Symptoms and Clinical Presentation

RFL symptoms center on the loss of normal lung function due to stiff, scarred tissue. The most common symptom is progressive shortness of breath (dyspnea), which initially occurs during physical exertion but can worsen to affect daily activities. This is directly related to the lung’s reduced elasticity, making it harder to expand and fill with air.

Patients often develop a persistent dry cough that does not produce mucus and is unresponsive to common suppressants. This chronic reflex is triggered by irritation in the damaged lung tissue and airways. Scarring can also lead to fatigue and a feeling of chest discomfort or tightness.

These symptoms arise because the fibrotic tissue impairs gas exchange at the alveolar level. The thickened walls of the air sacs prevent oxygen from effectively moving into the bloodstream, reducing the oxygen supply to the body. Symptom severity is proportional to the volume of lung tissue included in the high-dose radiation field.

Diagnostic Methods

Diagnosing Radiation Fibrosis of the Lung involves clinical assessment combined with imaging and functional testing. High-Resolution Computed Tomography (HRCT) scanning is the preferred technique, providing fine-detail images of the lung tissue. HRCT findings typically reveal dense, localized scarring and structural changes, such as architectural distortion and volume loss in the irradiated area.

The pattern of fibrosis on the HRCT scan is geographically distinct, conforming precisely to the shape of the original radiation treatment field. This helps differentiate RFL from other types of pulmonary fibrosis. Physicians look for signs like traction bronchiectasis, where scarring pulls and distorts the airways, and dense parenchymal opacity. These visual cues, paired with a history of thoracic radiation, are often sufficient for diagnosis.

Pulmonary Function Tests (PFTs) quantify the functional impairment caused by the scarring. RFL typically presents with a restrictive ventilatory defect, meaning overall lung volumes, such as total lung capacity, are reduced because the stiff tissue cannot fully expand. A crucial measurement is the diffusing capacity of the lung for carbon monoxide (DLCO), which is often significantly reduced, reflecting impaired oxygen transfer across the thickened alveolar-capillary membrane.

Current Treatment Approaches

The management strategy depends on whether the patient is in the acute inflammatory phase (Radiation Pneumonitis) or the chronic fibrotic phase (RFL). For acute Pneumonitis, the primary treatment involves high-dose corticosteroids, such as prednisone, to suppress the inflammatory response. Early dosing of these anti-inflammatory medications can mitigate acute symptoms and potentially prevent progression to long-term fibrosis.
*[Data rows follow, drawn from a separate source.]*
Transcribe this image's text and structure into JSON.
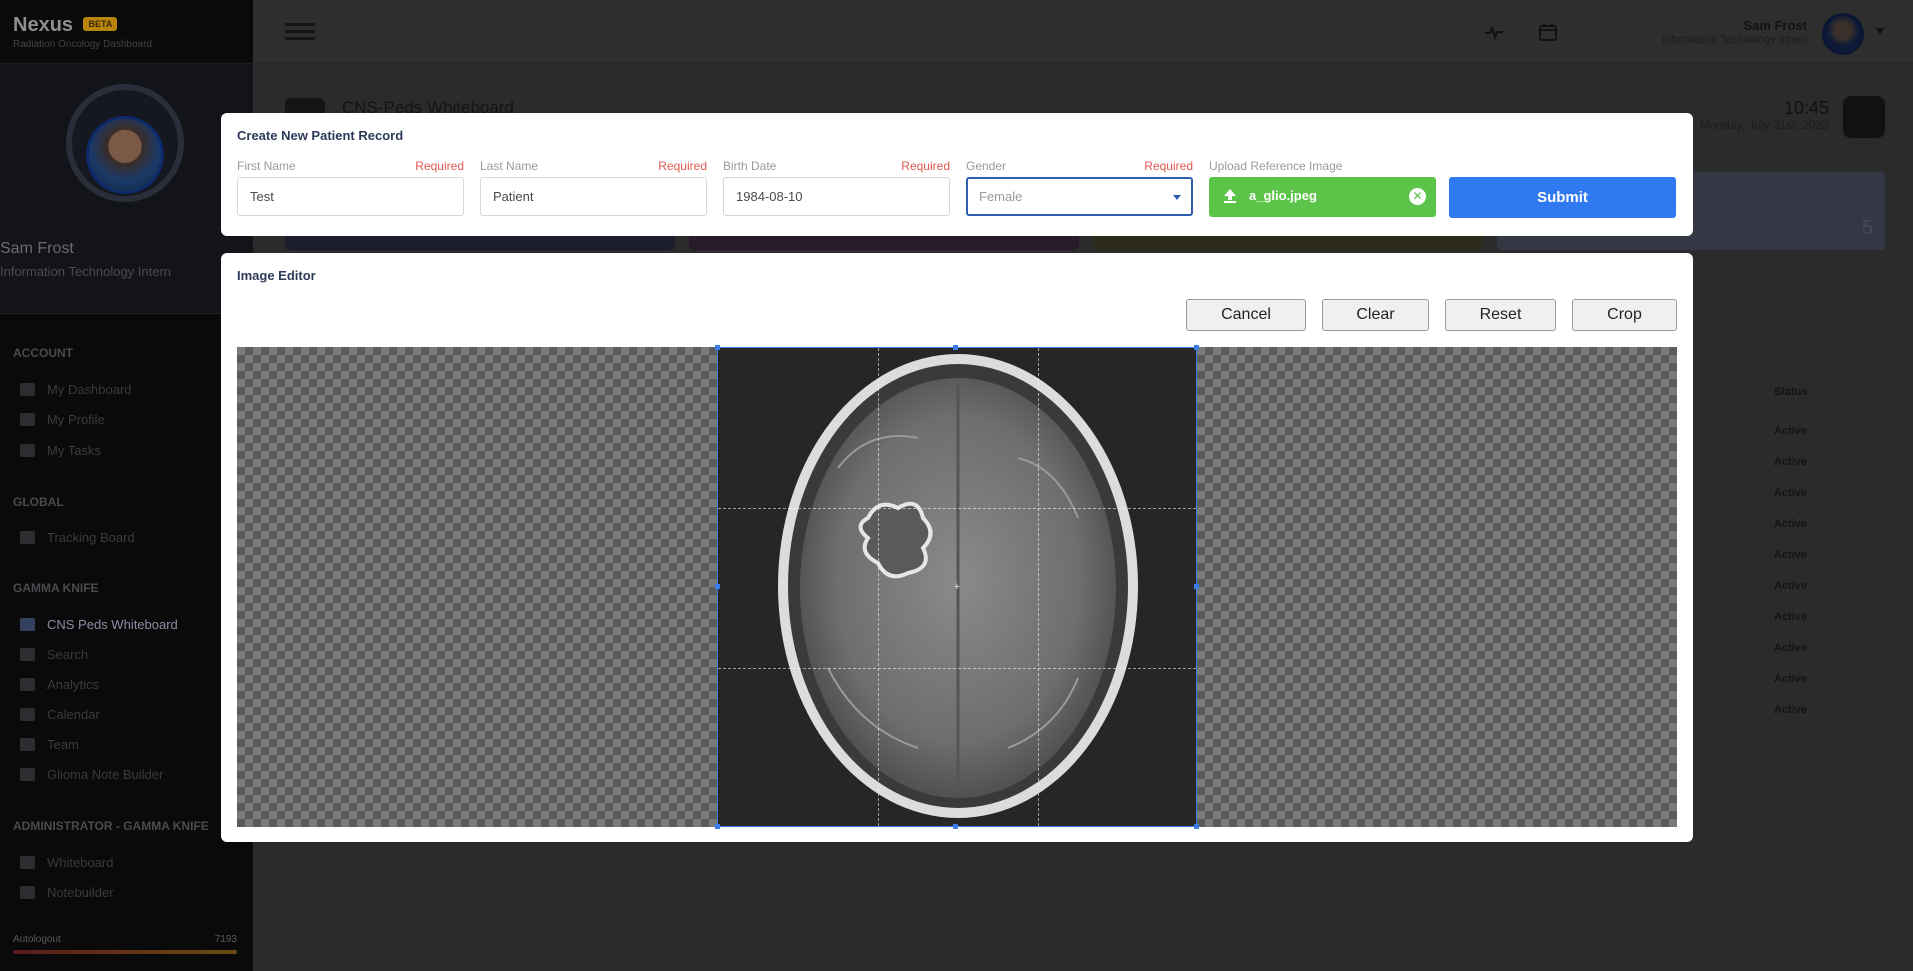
{
  "sidebar": {
    "brand": "Nexus",
    "badge": "BETA",
    "brand_sub": "Radiation Oncology Dashboard",
    "profile_name": "Sam Frost",
    "profile_role": "Information Technology Intern",
    "sections": [
      {
        "title": "ACCOUNT",
        "items": [
          "My Dashboard",
          "My Profile",
          "My Tasks"
        ]
      },
      {
        "title": "GLOBAL",
        "items": [
          "Tracking Board"
        ]
      },
      {
        "title": "GAMMA KNIFE",
        "items": [
          "CNS Peds Whiteboard",
          "Search",
          "Analytics",
          "Calendar",
          "Team",
          "Glioma Note Builder"
        ]
      },
      {
        "title": "ADMINISTRATOR - GAMMA KNIFE",
        "items": [
          "Whiteboard",
          "Notebuilder"
        ]
      }
    ],
    "autologout_label": "Autologout",
    "autologout_value": "7193"
  },
  "header": {
    "user_name": "Sam Frost",
    "user_role": "Information Technology Intern"
  },
  "background_page": {
    "title": "CNS-Peds Whiteboard",
    "time": "10:45",
    "date": "Monday, July 31st, 2023",
    "card_count": "5",
    "status_header": "Status",
    "statuses": [
      "Active",
      "Active",
      "Active",
      "Active",
      "Active",
      "Active",
      "Active",
      "Active",
      "Active",
      "Active"
    ]
  },
  "patient_form": {
    "title": "Create New Patient Record",
    "required_text": "Required",
    "first_name": {
      "label": "First Name",
      "value": "Test"
    },
    "last_name": {
      "label": "Last Name",
      "value": "Patient"
    },
    "birth_date": {
      "label": "Birth Date",
      "value": "1984-08-10"
    },
    "gender": {
      "label": "Gender",
      "value": "Female"
    },
    "upload": {
      "label": "Upload Reference Image",
      "filename": "a_glio.jpeg"
    },
    "submit_label": "Submit"
  },
  "image_editor": {
    "title": "Image Editor",
    "buttons": {
      "cancel": "Cancel",
      "clear": "Clear",
      "reset": "Reset",
      "crop": "Crop"
    }
  },
  "colors": {
    "primary": "#2f7af0",
    "success": "#5bc449",
    "required": "#e0584f",
    "crop_border": "#3a7de8"
  }
}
Once the condition progresses to chronic Radiation Fibrosis, the permanent scar tissue is generally refractory to pharmacological treatment, meaning the damage cannot be reversed. Care shifts to supportive measures aimed at managing symptoms and improving quality of life. Supplemental oxygen therapy is a mainstay treatment for patients with hypoxemia (low blood oxygen levels), compensating for reduced gas exchange capacity.
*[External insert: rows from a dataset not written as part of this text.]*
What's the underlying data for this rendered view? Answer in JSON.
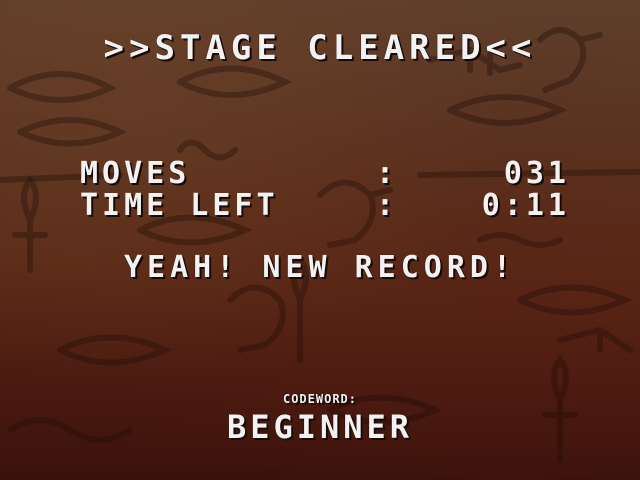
{
  "screen": {
    "title": ">>STAGE CLEARED<<",
    "stats": {
      "moves_label": "MOVES",
      "moves_colon": ":",
      "moves_value": "031",
      "time_label": "TIME LEFT",
      "time_colon": ":",
      "time_value": "0:11"
    },
    "record_message": "YEAH! NEW RECORD!",
    "codeword_label": "CODEWORD:",
    "codeword_value": "BEGINNER"
  },
  "colors": {
    "text": "#f2f2f2",
    "background_top": "#5e3e2b",
    "background_bottom": "#3a120b"
  },
  "icons": [
    "hieroglyph-eye-icon",
    "hieroglyph-bird-icon",
    "hieroglyph-hand-icon",
    "hieroglyph-ankh-icon"
  ]
}
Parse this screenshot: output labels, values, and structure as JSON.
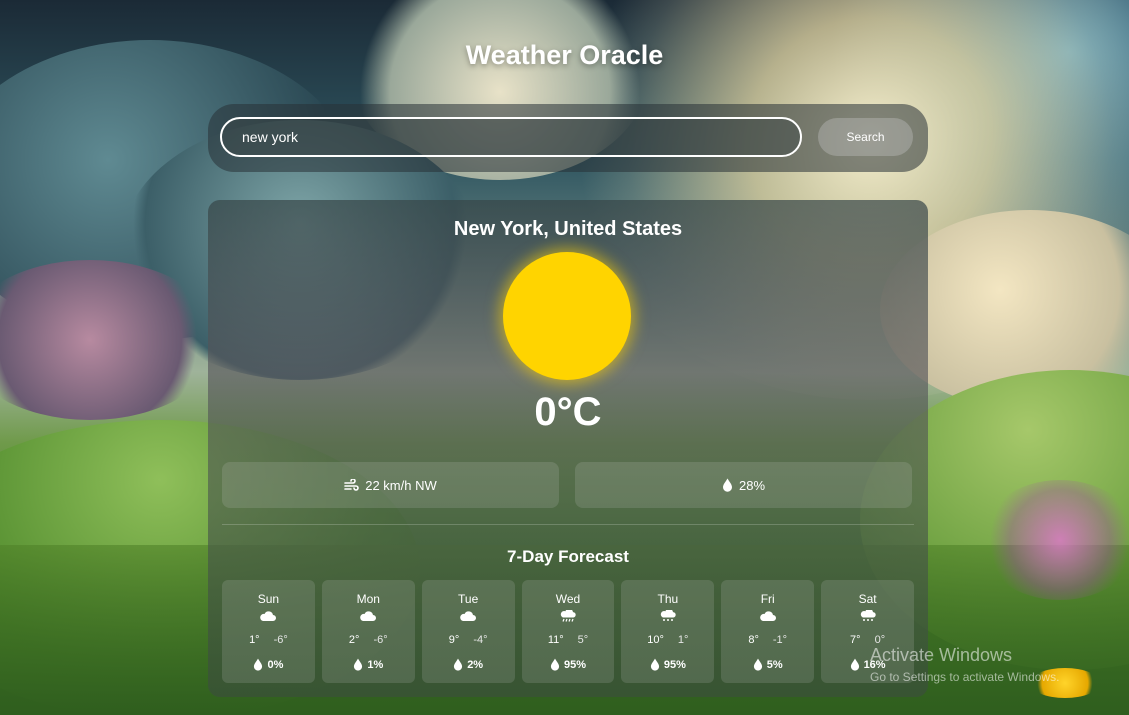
{
  "app": {
    "title": "Weather Oracle"
  },
  "search": {
    "value": "new york",
    "button_label": "Search"
  },
  "current": {
    "location": "New York, United States",
    "condition_icon": "sun-icon",
    "temperature": "0°C",
    "wind": "22 km/h NW",
    "humidity": "28%"
  },
  "forecast": {
    "title": "7-Day Forecast",
    "days": [
      {
        "day": "Sun",
        "icon": "cloud-icon",
        "high": "1°",
        "low": "-6°",
        "precip": "0%"
      },
      {
        "day": "Mon",
        "icon": "cloud-icon",
        "high": "2°",
        "low": "-6°",
        "precip": "1%"
      },
      {
        "day": "Tue",
        "icon": "cloud-icon",
        "high": "9°",
        "low": "-4°",
        "precip": "2%"
      },
      {
        "day": "Wed",
        "icon": "cloud-rain-icon",
        "high": "11°",
        "low": "5°",
        "precip": "95%"
      },
      {
        "day": "Thu",
        "icon": "cloud-snow-icon",
        "high": "10°",
        "low": "1°",
        "precip": "95%"
      },
      {
        "day": "Fri",
        "icon": "cloud-icon",
        "high": "8°",
        "low": "-1°",
        "precip": "5%"
      },
      {
        "day": "Sat",
        "icon": "cloud-snow-icon",
        "high": "7°",
        "low": "0°",
        "precip": "16%"
      }
    ]
  },
  "watermark": {
    "line1": "Activate Windows",
    "line2": "Go to Settings to activate Windows."
  },
  "colors": {
    "sun": "#ffd400",
    "text": "#ffffff"
  }
}
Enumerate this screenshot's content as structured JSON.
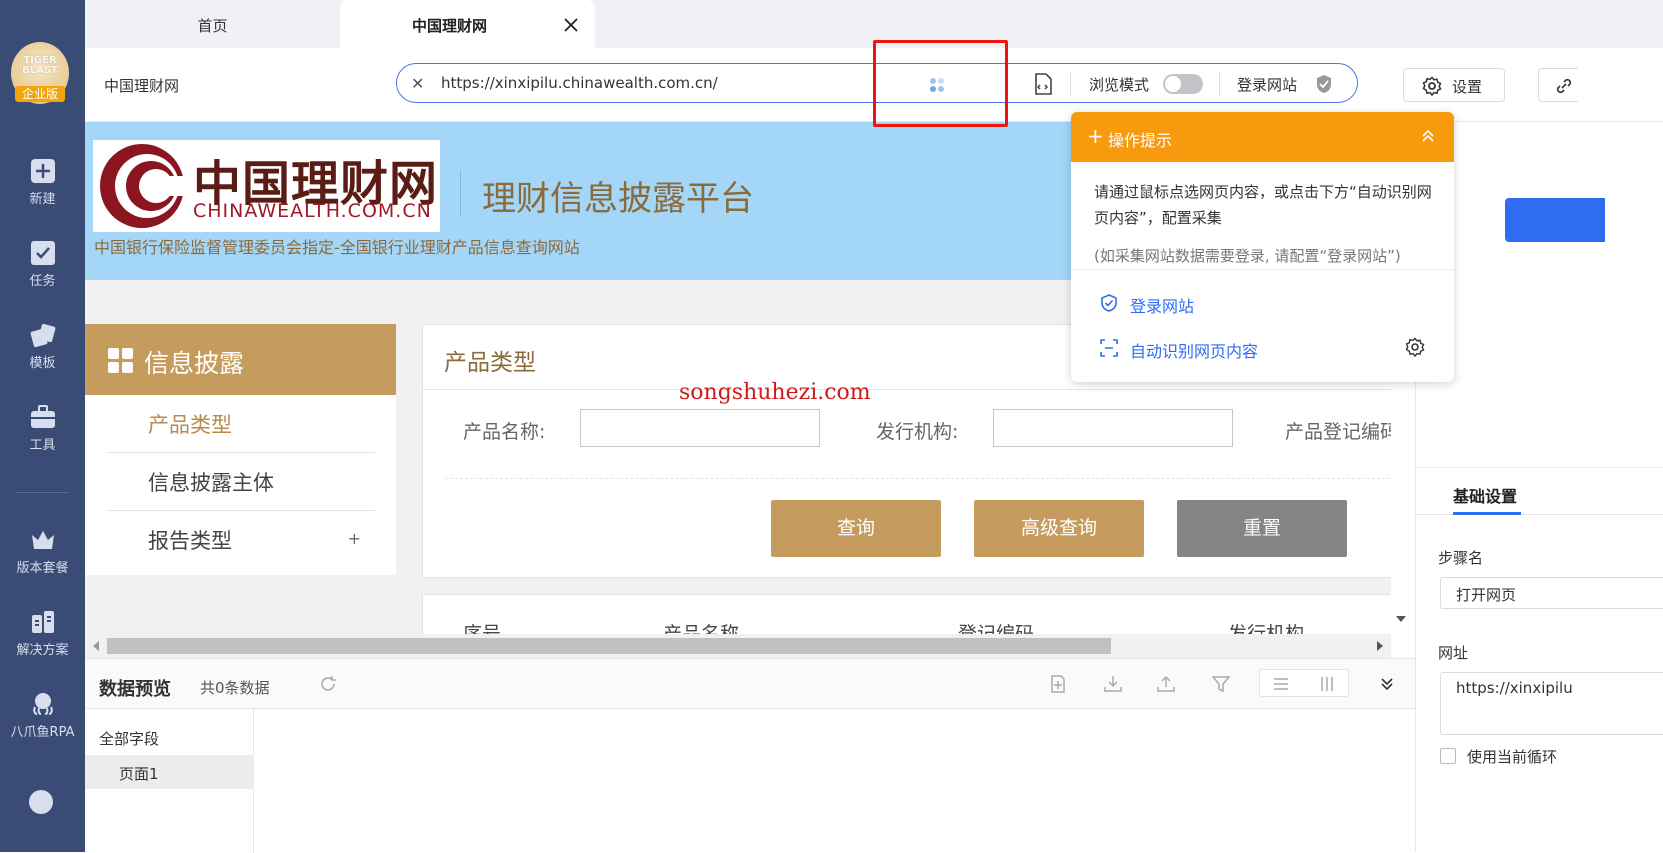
{
  "sidebar": {
    "logo_text": "TIGER BLAST",
    "logo_badge": "企业版",
    "items": [
      {
        "label": "新建",
        "icon": "plus-square-icon"
      },
      {
        "label": "任务",
        "icon": "task-check-icon"
      },
      {
        "label": "模板",
        "icon": "template-icon"
      },
      {
        "label": "工具",
        "icon": "toolbox-icon"
      },
      {
        "label": "版本套餐",
        "icon": "crown-icon"
      },
      {
        "label": "解决方案",
        "icon": "solution-icon"
      },
      {
        "label": "八爪鱼RPA",
        "icon": "octopus-rpa-icon"
      }
    ]
  },
  "tabs": [
    {
      "label": "首页"
    },
    {
      "label": "中国理财网"
    }
  ],
  "addressbar": {
    "site_label": "中国理财网",
    "url": "https://xinxipilu.chinawealth.com.cn/",
    "browse_mode_label": "浏览模式",
    "login_label": "登录网站",
    "settings_label": "设置"
  },
  "webpage": {
    "logo_cn": "中国理财网",
    "logo_en": "CHINAWEALTH.COM.CN",
    "platform_title": "理财信息披露平台",
    "subtitle": "中国银行保险监督管理委员会指定-全国银行业理财产品信息查询网站",
    "menu_title": "信息披露",
    "menu_items": [
      "产品类型",
      "信息披露主体",
      "报告类型"
    ],
    "menu_plus": "+",
    "panel_title": "产品类型",
    "fields": [
      "产品名称:",
      "发行机构:",
      "产品登记编码"
    ],
    "buttons": {
      "query": "查询",
      "advanced": "高级查询",
      "reset": "重置"
    },
    "table_headers": [
      "序号",
      "产品名称",
      "登记编码",
      "发行机构"
    ],
    "watermark": "songshuhezi.com"
  },
  "tip": {
    "title": "操作提示",
    "text": "请通过鼠标点选网页内容，或点击下方“自动识别网页内容”，配置采集",
    "note": "(如采集网站数据需要登录, 请配置“登录网站”)",
    "link_login": "登录网站",
    "link_auto": "自动识别网页内容"
  },
  "preview": {
    "title": "数据预览",
    "count": "共0条数据",
    "all_fields": "全部字段",
    "page": "页面1"
  },
  "right_panel": {
    "tab": "基础设置",
    "step_label": "步骤名",
    "step_value": "打开网页",
    "url_label": "网址",
    "url_value": "https://xinxipilu",
    "checkbox_label": "使用当前循环"
  }
}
Pulmonary rehabilitation programs are also recommended, offering supervised exercise, breathing techniques, and patient education to manage dyspnea and improve endurance. Researchers are investigating anti-fibrotic medications, such as pirfenidone and nintedanib, approved for Idiopathic Pulmonary Fibrosis, for their potential use in RFL. These agents target cellular pathways responsible for scarring, like the TGF-β pathway, and show promise in slowing disease progression.